Verbrenner-Aus ist ausgemachte Sache
Und was wurde beschlossen? Die Politiker aus 27 EU-Staaten unterstützen mit einer Mehrheit den Vorschlag der Kommission, ab 2035 nur noch Pkw neu zuzulassen, die kein CO2 ausstoßen. Damit gilt das Aus für Pkw und leichte Nutzfahrzeuge mit Verbrennungsmotoren als ausgemachte Sache. Dazu haben sich die EU-Regierungen noch auf einen Kompromiss verständigt, der ein vages Versprechen der Kommission vorsieht, Ausnahmen für Fahrzeuge mit E-Fuels zu prüfen. Im nächsten Schritt müssen nun die EU-Staaten und das Europaparlament gemeinsam verhandeln. Sie müssen sich auf eine gemeinsame Position einigen. Die EU-Kommission hatte schon im vergangenen Jahr den Vorschlag gemacht, der ein Verbrenner-Aus ab 2035 beinhaltete, das Parlament hatte sich ebenfalls dafür ausgesprochen.
EU-Kommissionsvizepräsident Frans Timmermans sagte nach den Beratungen, die "überwältigende Mehrheit der Autobauer" setze auf Elektroautos. Die EU-Kommission selbst sei aber "technologisch neutral". "Was wir wollen, sind Autos mit null Emissionen." Timmermans zeigte sich skeptisch mit Blick auf das Potenzial von E-Fuels: "Derzeit erscheinen E-Treibstoffe nicht wie eine realistische Lösung. Wenn die Hersteller in der Zukunft aber das Gegenteil beweisen können, werden wir offen sein."

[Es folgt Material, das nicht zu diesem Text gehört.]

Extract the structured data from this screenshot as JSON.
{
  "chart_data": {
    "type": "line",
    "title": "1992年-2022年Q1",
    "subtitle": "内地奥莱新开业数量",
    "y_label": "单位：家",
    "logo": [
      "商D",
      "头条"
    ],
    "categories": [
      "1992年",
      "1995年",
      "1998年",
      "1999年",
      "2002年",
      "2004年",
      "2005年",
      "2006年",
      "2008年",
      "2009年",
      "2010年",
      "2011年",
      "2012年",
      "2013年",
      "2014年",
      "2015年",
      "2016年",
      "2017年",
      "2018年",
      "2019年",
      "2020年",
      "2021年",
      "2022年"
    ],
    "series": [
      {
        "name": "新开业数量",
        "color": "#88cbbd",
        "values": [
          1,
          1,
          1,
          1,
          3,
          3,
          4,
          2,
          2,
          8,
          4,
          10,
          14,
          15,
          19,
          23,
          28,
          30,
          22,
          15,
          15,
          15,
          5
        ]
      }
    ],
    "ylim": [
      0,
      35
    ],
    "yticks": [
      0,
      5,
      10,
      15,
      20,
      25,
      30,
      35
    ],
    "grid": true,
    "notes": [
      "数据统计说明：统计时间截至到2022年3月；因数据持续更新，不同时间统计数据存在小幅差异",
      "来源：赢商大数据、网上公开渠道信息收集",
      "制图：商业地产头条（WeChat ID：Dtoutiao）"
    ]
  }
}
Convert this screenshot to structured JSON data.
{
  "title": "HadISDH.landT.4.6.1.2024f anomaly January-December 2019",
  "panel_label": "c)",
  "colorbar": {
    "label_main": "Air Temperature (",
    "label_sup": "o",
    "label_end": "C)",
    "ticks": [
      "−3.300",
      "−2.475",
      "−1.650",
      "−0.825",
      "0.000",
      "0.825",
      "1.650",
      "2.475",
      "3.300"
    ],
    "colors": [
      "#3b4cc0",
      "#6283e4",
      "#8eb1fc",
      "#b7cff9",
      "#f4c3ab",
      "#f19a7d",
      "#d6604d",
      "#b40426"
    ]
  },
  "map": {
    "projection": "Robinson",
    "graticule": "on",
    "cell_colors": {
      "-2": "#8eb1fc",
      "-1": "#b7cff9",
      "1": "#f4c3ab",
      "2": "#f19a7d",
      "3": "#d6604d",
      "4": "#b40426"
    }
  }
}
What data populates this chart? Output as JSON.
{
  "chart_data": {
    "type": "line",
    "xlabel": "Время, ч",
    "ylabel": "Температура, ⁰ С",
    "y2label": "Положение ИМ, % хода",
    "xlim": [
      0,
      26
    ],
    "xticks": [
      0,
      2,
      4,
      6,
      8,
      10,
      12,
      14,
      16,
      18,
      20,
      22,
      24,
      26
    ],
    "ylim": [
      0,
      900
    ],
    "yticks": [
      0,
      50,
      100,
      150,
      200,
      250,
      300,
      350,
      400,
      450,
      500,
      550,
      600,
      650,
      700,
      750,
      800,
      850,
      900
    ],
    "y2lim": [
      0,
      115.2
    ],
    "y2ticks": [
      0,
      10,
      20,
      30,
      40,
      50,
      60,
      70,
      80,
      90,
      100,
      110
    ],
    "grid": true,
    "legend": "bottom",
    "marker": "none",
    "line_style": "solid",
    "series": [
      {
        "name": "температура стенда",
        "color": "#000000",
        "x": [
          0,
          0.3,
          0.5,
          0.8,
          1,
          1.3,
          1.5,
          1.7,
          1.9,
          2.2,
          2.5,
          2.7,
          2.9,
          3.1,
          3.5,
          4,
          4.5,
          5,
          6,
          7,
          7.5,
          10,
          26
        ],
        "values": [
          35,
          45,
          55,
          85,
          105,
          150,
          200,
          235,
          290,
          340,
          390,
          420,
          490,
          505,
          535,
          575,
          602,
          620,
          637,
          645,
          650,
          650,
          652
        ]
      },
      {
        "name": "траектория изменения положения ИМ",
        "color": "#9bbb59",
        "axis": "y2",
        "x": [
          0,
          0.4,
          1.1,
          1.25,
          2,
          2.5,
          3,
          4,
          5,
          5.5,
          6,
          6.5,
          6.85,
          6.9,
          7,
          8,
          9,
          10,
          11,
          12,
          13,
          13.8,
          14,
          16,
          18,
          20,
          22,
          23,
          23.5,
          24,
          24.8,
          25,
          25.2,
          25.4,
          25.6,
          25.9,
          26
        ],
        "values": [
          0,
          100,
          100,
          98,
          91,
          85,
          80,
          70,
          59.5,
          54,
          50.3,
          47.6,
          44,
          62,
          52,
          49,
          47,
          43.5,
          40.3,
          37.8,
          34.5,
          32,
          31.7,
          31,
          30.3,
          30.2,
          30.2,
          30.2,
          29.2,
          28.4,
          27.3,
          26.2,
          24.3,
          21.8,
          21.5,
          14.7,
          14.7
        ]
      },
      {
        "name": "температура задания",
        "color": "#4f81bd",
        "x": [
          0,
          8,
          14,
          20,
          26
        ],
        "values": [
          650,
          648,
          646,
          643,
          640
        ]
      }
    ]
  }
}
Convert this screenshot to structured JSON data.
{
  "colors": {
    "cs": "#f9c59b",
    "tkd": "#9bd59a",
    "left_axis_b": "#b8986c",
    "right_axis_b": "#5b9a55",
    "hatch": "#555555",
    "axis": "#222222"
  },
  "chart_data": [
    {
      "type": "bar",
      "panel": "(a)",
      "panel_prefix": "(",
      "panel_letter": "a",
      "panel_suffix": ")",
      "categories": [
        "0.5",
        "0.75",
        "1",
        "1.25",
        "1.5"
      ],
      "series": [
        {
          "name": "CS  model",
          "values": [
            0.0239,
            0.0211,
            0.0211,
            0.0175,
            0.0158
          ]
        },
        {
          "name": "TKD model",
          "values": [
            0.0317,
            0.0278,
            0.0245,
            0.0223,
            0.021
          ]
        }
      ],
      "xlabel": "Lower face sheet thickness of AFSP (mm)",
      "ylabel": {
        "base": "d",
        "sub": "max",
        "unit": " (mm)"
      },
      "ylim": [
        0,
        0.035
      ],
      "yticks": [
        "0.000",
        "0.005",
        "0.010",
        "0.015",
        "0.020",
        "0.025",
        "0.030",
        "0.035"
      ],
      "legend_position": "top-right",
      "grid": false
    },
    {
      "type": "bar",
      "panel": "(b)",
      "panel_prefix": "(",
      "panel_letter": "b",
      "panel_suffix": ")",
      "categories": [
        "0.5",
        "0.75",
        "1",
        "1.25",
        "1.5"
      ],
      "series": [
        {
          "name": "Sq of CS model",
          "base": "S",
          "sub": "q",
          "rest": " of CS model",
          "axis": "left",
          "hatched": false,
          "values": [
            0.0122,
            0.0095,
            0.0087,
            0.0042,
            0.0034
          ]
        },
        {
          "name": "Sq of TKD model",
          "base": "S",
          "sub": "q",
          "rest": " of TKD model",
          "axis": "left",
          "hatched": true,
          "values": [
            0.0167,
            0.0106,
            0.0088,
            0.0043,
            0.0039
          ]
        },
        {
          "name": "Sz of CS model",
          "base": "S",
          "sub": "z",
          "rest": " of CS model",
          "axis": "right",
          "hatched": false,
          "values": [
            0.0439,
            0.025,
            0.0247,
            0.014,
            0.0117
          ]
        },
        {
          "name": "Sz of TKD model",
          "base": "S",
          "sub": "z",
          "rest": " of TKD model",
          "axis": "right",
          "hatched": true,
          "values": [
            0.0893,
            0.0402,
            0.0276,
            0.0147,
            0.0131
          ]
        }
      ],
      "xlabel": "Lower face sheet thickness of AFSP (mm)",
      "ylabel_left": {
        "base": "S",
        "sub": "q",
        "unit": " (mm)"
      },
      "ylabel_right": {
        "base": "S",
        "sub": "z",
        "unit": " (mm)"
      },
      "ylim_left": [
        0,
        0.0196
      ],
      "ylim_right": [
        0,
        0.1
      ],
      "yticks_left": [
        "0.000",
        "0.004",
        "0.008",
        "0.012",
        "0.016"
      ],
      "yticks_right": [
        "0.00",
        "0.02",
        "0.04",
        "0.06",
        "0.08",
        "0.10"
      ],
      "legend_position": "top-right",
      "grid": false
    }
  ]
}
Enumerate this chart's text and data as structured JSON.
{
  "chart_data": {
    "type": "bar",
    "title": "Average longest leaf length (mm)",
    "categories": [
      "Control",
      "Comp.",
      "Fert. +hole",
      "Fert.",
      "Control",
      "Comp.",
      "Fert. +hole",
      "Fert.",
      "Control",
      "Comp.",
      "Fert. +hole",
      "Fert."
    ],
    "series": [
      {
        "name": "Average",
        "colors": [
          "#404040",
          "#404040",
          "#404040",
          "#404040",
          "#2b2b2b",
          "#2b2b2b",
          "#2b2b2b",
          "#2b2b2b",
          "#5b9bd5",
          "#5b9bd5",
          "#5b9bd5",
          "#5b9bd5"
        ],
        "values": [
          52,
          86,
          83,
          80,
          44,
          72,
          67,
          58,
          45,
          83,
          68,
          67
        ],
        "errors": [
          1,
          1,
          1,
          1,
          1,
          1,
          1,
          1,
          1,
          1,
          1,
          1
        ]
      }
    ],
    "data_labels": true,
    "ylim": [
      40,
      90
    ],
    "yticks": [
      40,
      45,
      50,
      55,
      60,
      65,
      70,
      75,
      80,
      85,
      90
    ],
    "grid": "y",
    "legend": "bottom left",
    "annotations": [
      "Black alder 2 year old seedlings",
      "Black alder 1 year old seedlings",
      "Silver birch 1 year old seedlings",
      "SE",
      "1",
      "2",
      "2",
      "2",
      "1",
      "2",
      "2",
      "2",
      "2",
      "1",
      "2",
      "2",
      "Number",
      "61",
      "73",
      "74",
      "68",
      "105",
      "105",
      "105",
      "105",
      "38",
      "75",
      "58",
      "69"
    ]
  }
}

Diese Thema hatte in Deutschland zu einem offenen Krach zwischen den Koalitionsparteien FDP und Grüne geführt. Obwohl die Bundesregierung bereits im März 2022 Zustimmung zum EU-Beschluss "Fit for 55" signalisiert hatte, grätschte Bundesfinanzminister Christian Lindner (FDP) dazwischen. Er wollte das deutsche "Ja" zum EU-Beschluss kassieren, plädierte für eine Ergänzung um das zuvor bereits abgelehnte Thema E-Fuels, um Verbrennungsmotoren auch nach 2035 klimaneutral nutzen zu können. Mit dem nun sehr weichen Kompromiss-Vorschlag zu dem Thema E-Fuels konnte der interne Streit offenbar beigelegt werden.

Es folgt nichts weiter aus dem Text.